Just like many other trades and professions, the Microsoft Office Word support engineer uses a basic set of tools on a daily basis. But while carpenters, cooks, gardeners, and auto mechanics might use physical tools to solve problems, the Word support engineer’s basic tools are a set of Microsoft Knowledge Base articles related to Word.
- 259413 “How to troubleshoot problems that may occur when you start or work in Word 2000, in Word 2002, and in Word 2003” at http://support.microsoft.com/default.aspx?scid=kb;EN-US;259413
- 826864 “How to troubleshoot damaged Word documents” at http://support.microsoft.com/default.aspx?scid=kb;EN-US;826864
- 316951 “How to recover a lost Word document” at http://support.microsoft.com/default.aspx?scid=kb;EN-US;316951
These three Knowledge Base articles are the basic tools that we use on a daily basis to solve or narrow down most of the unexpected problems that a person might encounter with Word.
KB 259413 “How to troubleshoot problems that may occur when you start or work in Word 2000, in Word 2002, and in Word 2003”
When I first started working as a support engineer for Word, I literally kept a printed copy of KB 259413 next to my computer so that I could refer to it in the event that our support center might experience network connectivity issues while I was on the phone with a customer. Only recently did I discard that coffee-stained, dried-paper copy of the article.
KB 259413 includes information about how to recognize when a printer driver, antivirus software, a damaged file, a damaged Normal.dot template, damaged registry keys, a Word customization, a video driver, a damaged Office DLL file, or a non-essential service might be causing Word to behave badly.
A carpenter might pick a hammer and a cook might pick a good cutting knife, but if I were to pick a single tool to help me with my job, KB 259413 is the one.
KB 826864 “How to troubleshoot damaged Word documents”
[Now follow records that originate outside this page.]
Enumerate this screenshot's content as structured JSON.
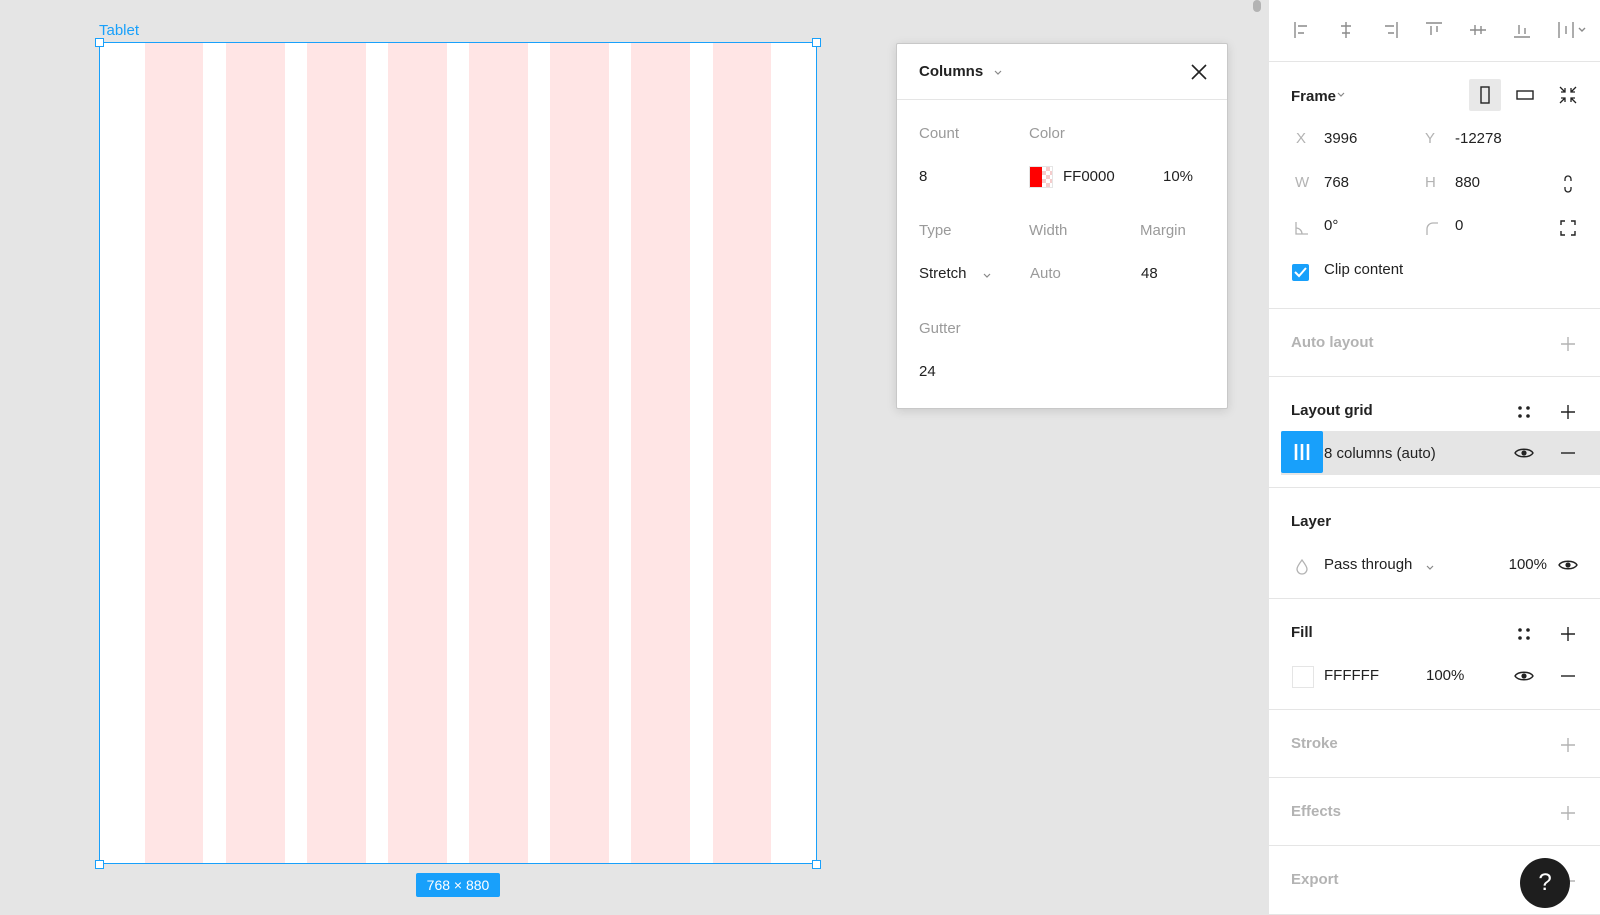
{
  "canvas": {
    "frame_label": "Tablet",
    "size_badge": "768 × 880",
    "grid_color": "#FF0000",
    "grid_opacity": 0.1
  },
  "popup": {
    "title": "Columns",
    "count_label": "Count",
    "count_value": "8",
    "color_label": "Color",
    "color_hex": "FF0000",
    "color_opacity": "10%",
    "type_label": "Type",
    "type_value": "Stretch",
    "width_label": "Width",
    "width_value": "Auto",
    "margin_label": "Margin",
    "margin_value": "48",
    "gutter_label": "Gutter",
    "gutter_value": "24"
  },
  "panel": {
    "frame": {
      "title": "Frame",
      "x_label": "X",
      "x_value": "3996",
      "y_label": "Y",
      "y_value": "-12278",
      "w_label": "W",
      "w_value": "768",
      "h_label": "H",
      "h_value": "880",
      "rotation_value": "0°",
      "radius_value": "0",
      "clip_label": "Clip content",
      "clip_checked": true
    },
    "auto_layout": {
      "title": "Auto layout"
    },
    "layout_grid": {
      "title": "Layout grid",
      "item_label": "8 columns (auto)"
    },
    "layer": {
      "title": "Layer",
      "blend": "Pass through",
      "opacity": "100%"
    },
    "fill": {
      "title": "Fill",
      "hex": "FFFFFF",
      "opacity": "100%"
    },
    "stroke": {
      "title": "Stroke"
    },
    "effects": {
      "title": "Effects"
    },
    "export": {
      "title": "Export"
    },
    "help_label": "?"
  },
  "colors": {
    "accent": "#18a0fb",
    "grid_fill": "#FF0000",
    "canvas_bg": "#e5e5e5"
  }
}
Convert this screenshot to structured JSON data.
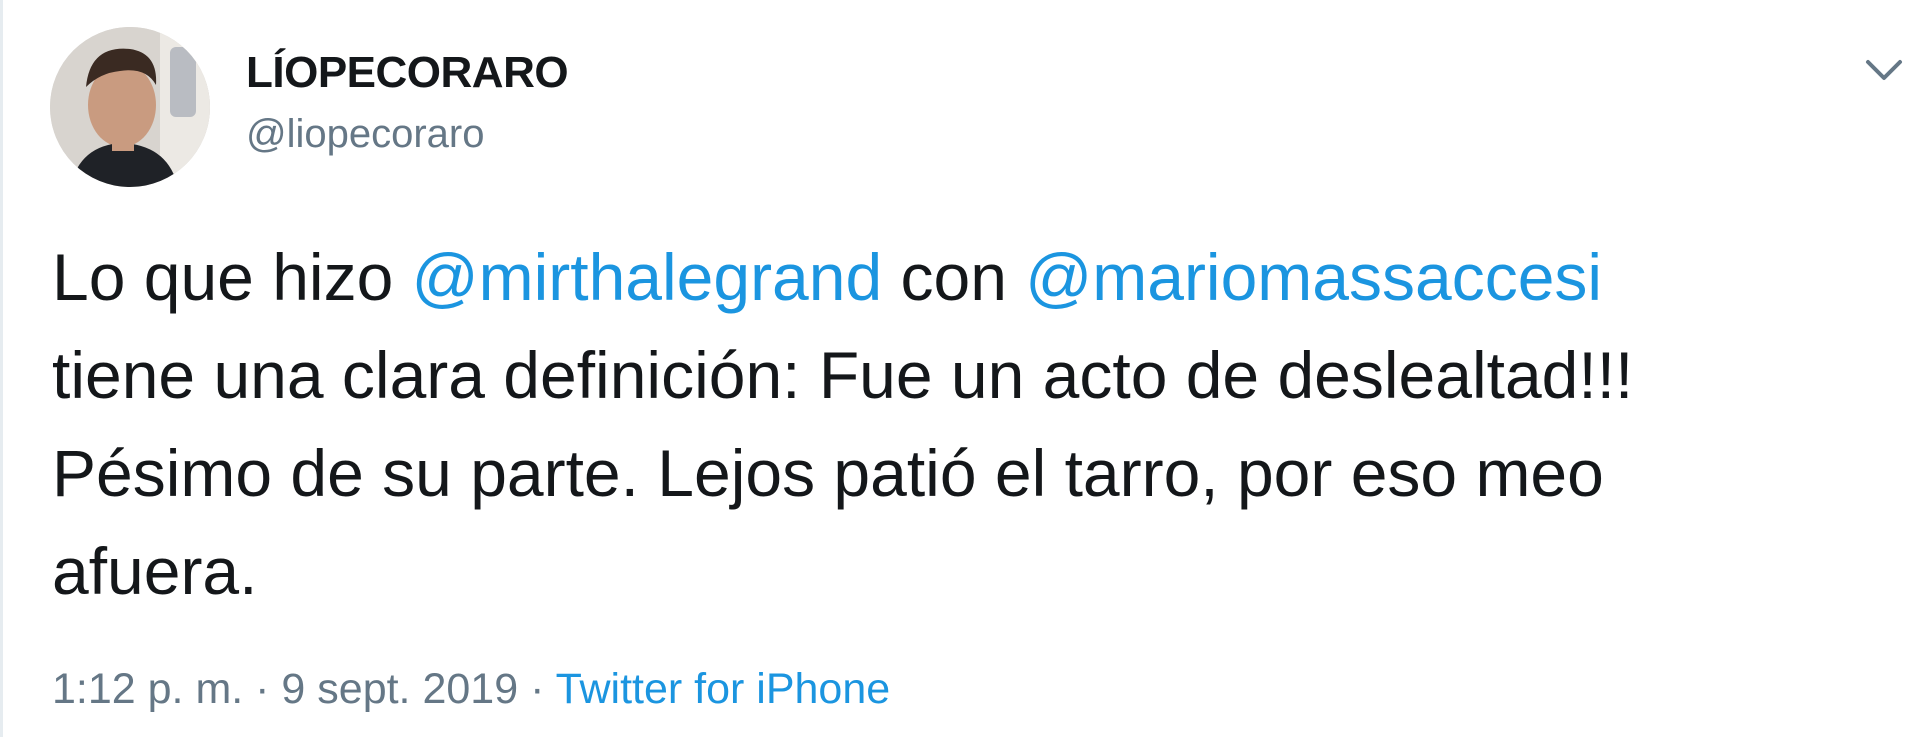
{
  "tweet": {
    "display_name": "LÍOPECORARO",
    "handle": "@liopecoraro",
    "text": {
      "line1_prefix": "Lo que hizo ",
      "mention1": "@mirthalegrand",
      "line1_mid": " con ",
      "mention2": "@mariomassaccesi",
      "line2": " tiene una clara definición: Fue un acto de deslealtad!!!",
      "line3": "Pésimo de su parte. Lejos patió el tarro, por eso meo",
      "line4": "afuera."
    },
    "timestamp": "1:12 p. m. · 9 sept. 2019",
    "separator": " · ",
    "source": "Twitter for iPhone"
  },
  "icons": {
    "menu": "chevron-down-icon",
    "avatar": "profile-photo"
  },
  "colors": {
    "link": "#1b95e0",
    "text": "#14171a",
    "muted": "#657786"
  }
}
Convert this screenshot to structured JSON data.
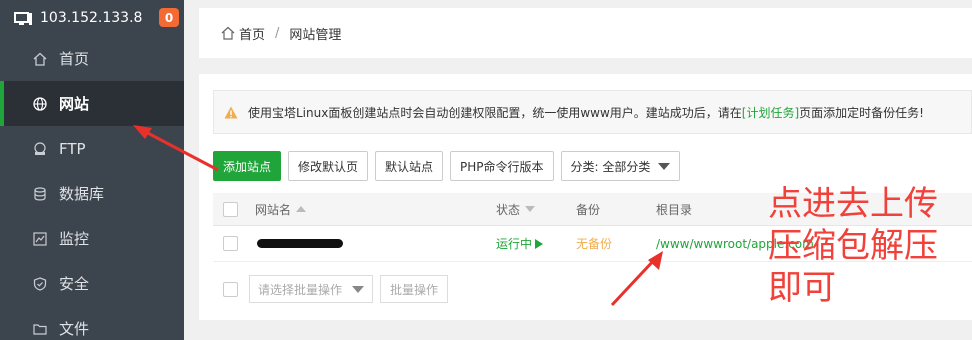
{
  "server": {
    "ip": "103.152.133.8",
    "badge": "0"
  },
  "sidebar": {
    "items": [
      {
        "label": "首页",
        "icon": "home-icon"
      },
      {
        "label": "网站",
        "icon": "globe-icon",
        "active": true
      },
      {
        "label": "FTP",
        "icon": "ftp-icon"
      },
      {
        "label": "数据库",
        "icon": "database-icon"
      },
      {
        "label": "监控",
        "icon": "monitor-chart-icon"
      },
      {
        "label": "安全",
        "icon": "shield-icon"
      },
      {
        "label": "文件",
        "icon": "folder-icon"
      }
    ]
  },
  "breadcrumb": {
    "home": "首页",
    "sep": "/",
    "current": "网站管理"
  },
  "alert": {
    "text_before": "使用宝塔Linux面板创建站点时会自动创建权限配置，统一使用www用户。建站成功后，请在",
    "link": "[计划任务]",
    "text_after": "页面添加定时备份任务!"
  },
  "toolbar": {
    "add_site": "添加站点",
    "edit_default_page": "修改默认页",
    "default_site": "默认站点",
    "php_cli": "PHP命令行版本",
    "category": "分类: 全部分类"
  },
  "table": {
    "headers": {
      "name": "网站名",
      "status": "状态",
      "backup": "备份",
      "root": "根目录"
    },
    "rows": [
      {
        "status": "运行中",
        "backup": "无备份",
        "root": "/www/wwwroot/apple.com"
      }
    ]
  },
  "batch": {
    "select_placeholder": "请选择批量操作",
    "button": "批量操作"
  },
  "annotation": {
    "lines": [
      "点进去上传",
      "压缩包解压",
      "即可"
    ]
  },
  "colors": {
    "accent": "#20a53a",
    "sidebar": "#3c444d",
    "annotation": "#f0413a",
    "badge": "#f36a35"
  }
}
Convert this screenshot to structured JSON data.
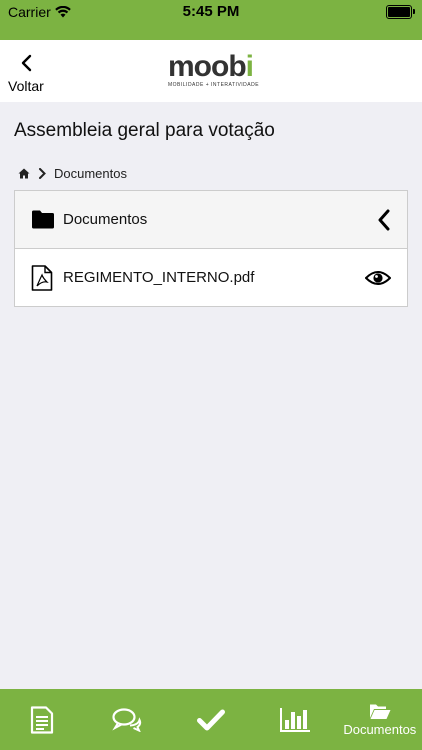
{
  "status": {
    "carrier": "Carrier",
    "time": "5:45 PM"
  },
  "header": {
    "back_label": "Voltar",
    "logo_text": "moob",
    "logo_i": "i",
    "logo_tagline": "MOBILIDADE + INTERATIVIDADE"
  },
  "page": {
    "title": "Assembleia geral para votação"
  },
  "breadcrumb": {
    "current": "Documentos"
  },
  "files": {
    "folder": {
      "name": "Documentos"
    },
    "items": [
      {
        "name": "REGIMENTO_INTERNO.pdf"
      }
    ]
  },
  "tabs": {
    "active_label": "Documentos"
  },
  "colors": {
    "accent": "#7cb342"
  }
}
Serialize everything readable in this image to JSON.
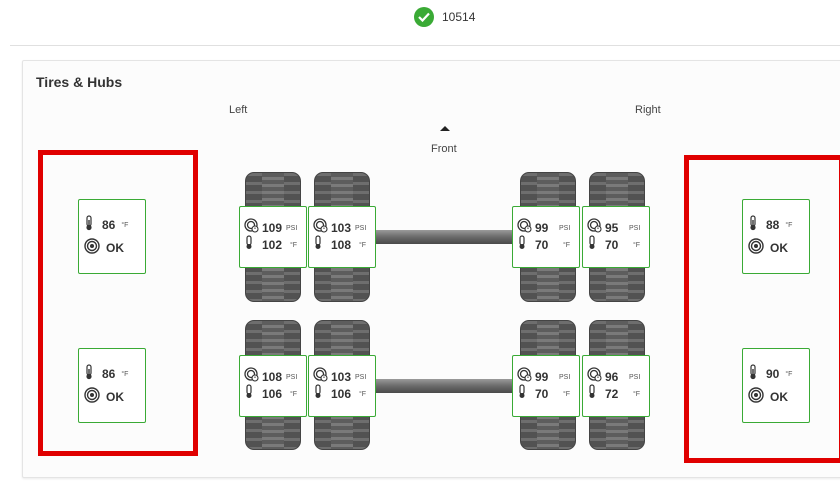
{
  "header": {
    "vehicle_id": "10514",
    "status_icon": "check-circle-icon",
    "status_color": "#3aaa35"
  },
  "section": {
    "title": "Tires & Hubs",
    "left_label": "Left",
    "right_label": "Right",
    "front_label": "Front",
    "accent_color": "#3aaa35",
    "highlight_color": "#e00000"
  },
  "hubs": {
    "left_front": {
      "temp": "86",
      "temp_unit": "°F",
      "status": "OK"
    },
    "left_rear": {
      "temp": "86",
      "temp_unit": "°F",
      "status": "OK"
    },
    "right_front": {
      "temp": "88",
      "temp_unit": "°F",
      "status": "OK"
    },
    "right_rear": {
      "temp": "90",
      "temp_unit": "°F",
      "status": "OK"
    }
  },
  "tires": {
    "front_left_outer": {
      "pressure": "109",
      "pressure_unit": "PSI",
      "temp": "102",
      "temp_unit": "°F"
    },
    "front_left_inner": {
      "pressure": "103",
      "pressure_unit": "PSI",
      "temp": "108",
      "temp_unit": "°F"
    },
    "front_right_inner": {
      "pressure": "99",
      "pressure_unit": "PSI",
      "temp": "70",
      "temp_unit": "°F"
    },
    "front_right_outer": {
      "pressure": "95",
      "pressure_unit": "PSI",
      "temp": "70",
      "temp_unit": "°F"
    },
    "rear_left_outer": {
      "pressure": "108",
      "pressure_unit": "PSI",
      "temp": "106",
      "temp_unit": "°F"
    },
    "rear_left_inner": {
      "pressure": "103",
      "pressure_unit": "PSI",
      "temp": "106",
      "temp_unit": "°F"
    },
    "rear_right_inner": {
      "pressure": "99",
      "pressure_unit": "PSI",
      "temp": "70",
      "temp_unit": "°F"
    },
    "rear_right_outer": {
      "pressure": "96",
      "pressure_unit": "PSI",
      "temp": "72",
      "temp_unit": "°F"
    }
  }
}
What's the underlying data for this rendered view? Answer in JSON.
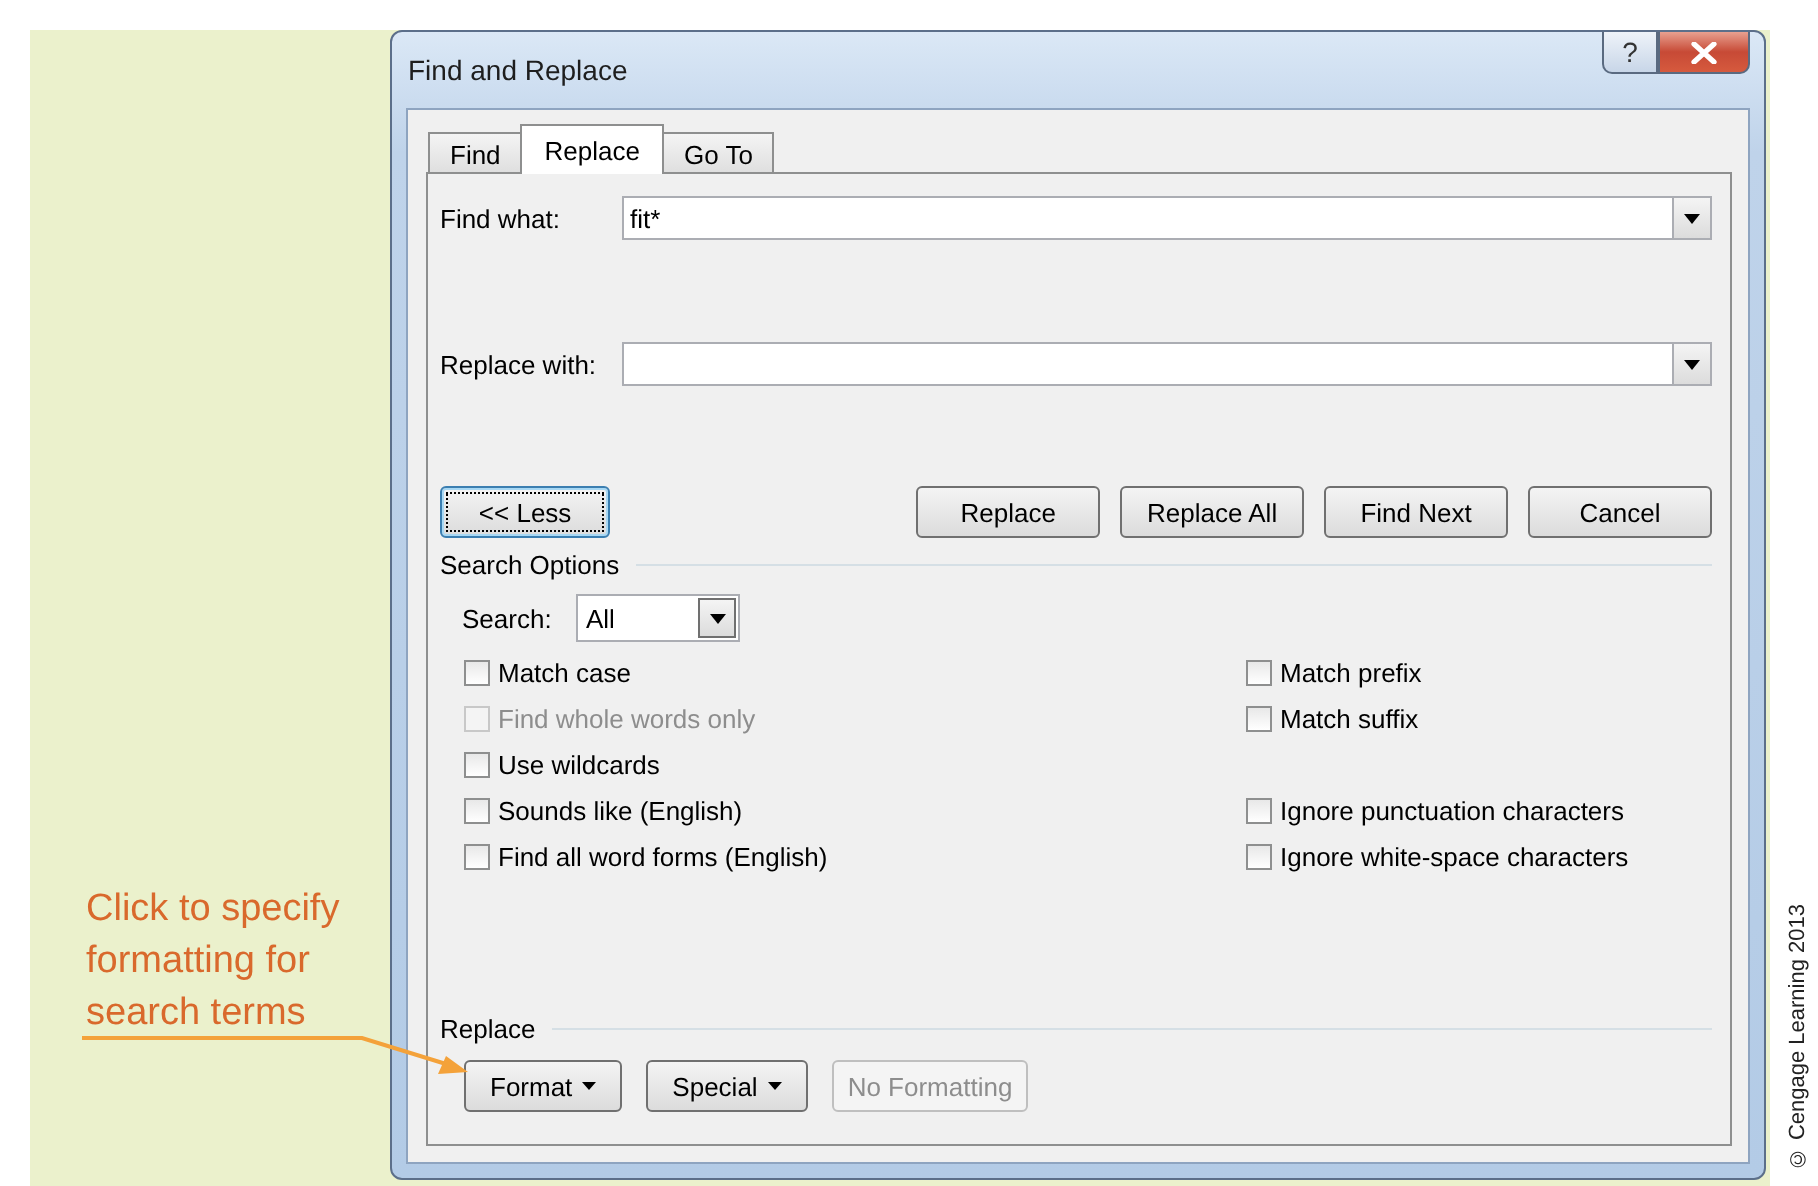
{
  "callout": {
    "text": "Click to specify formatting for search terms"
  },
  "dialog": {
    "title": "Find and Replace",
    "help_button": "?",
    "tabs": [
      {
        "label": "Find",
        "selected": false
      },
      {
        "label": "Replace",
        "selected": true
      },
      {
        "label": "Go To",
        "selected": false
      }
    ],
    "find_what": {
      "label": "Find what:",
      "value": "fit*"
    },
    "replace_with": {
      "label": "Replace with:"
    },
    "buttons": [
      {
        "label": "<< Less",
        "focused": true
      },
      {
        "label": "Replace",
        "focused": false
      },
      {
        "label": "Replace All",
        "focused": false
      },
      {
        "label": "Find Next",
        "focused": false
      },
      {
        "label": "Cancel",
        "focused": false
      }
    ],
    "search_options": {
      "heading": "Search Options",
      "search_label": "Search:",
      "search_value": "All",
      "left_options": [
        {
          "label": "Match case",
          "checked": false,
          "disabled": false
        },
        {
          "label": "Find whole words only",
          "checked": false,
          "disabled": true
        },
        {
          "label": "Use wildcards",
          "checked": false,
          "disabled": false
        },
        {
          "label": "Sounds like (English)",
          "checked": false,
          "disabled": false
        },
        {
          "label": "Find all word forms (English)",
          "checked": false,
          "disabled": false
        }
      ],
      "right_option_groups": [
        [
          {
            "label": "Match prefix",
            "checked": false,
            "disabled": false
          },
          {
            "label": "Match suffix",
            "checked": false,
            "disabled": false
          }
        ],
        [
          {
            "label": "Ignore punctuation characters",
            "checked": false,
            "disabled": false
          },
          {
            "label": "Ignore white-space characters",
            "checked": false,
            "disabled": false
          }
        ]
      ]
    },
    "replace_section": {
      "heading": "Replace",
      "buttons": [
        {
          "label": "Format",
          "dropdown": true,
          "disabled": false
        },
        {
          "label": "Special",
          "dropdown": true,
          "disabled": false
        },
        {
          "label": "No Formatting",
          "dropdown": false,
          "disabled": true
        }
      ]
    }
  },
  "credit": "© Cengage Learning 2013"
}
Files of any kind can become damaged. Complicated files that you open and modify again and again stand a higher chance of becoming damaged. Backing up your files on a regular basis is always a good idea.
Fortunately, it is usually possible to recover some or most of the content in a damaged Word document, or in the very least the text from the document. KB 826864 walks you through how to recover a damaged document.
316951 “How to recover a lost Word document”
If you do your work on a laptop, it’s less likely that you will ever need to recover a lost document. A “lost document” means exactly what it says: the document is lost and you can’t find it. This can happen if you’re working on a document and then suddenly the power goes out or something unfortunate happens that causes Word to quit. KB 316951 will help you to find the AutoRecover and temporary files that might have been created for the lost document before the document became lost.
If you’re not frequently saving changes to your document, however, it’s highly unlikely that you will be able to recover the lost document. Save your work frequently and back up your files.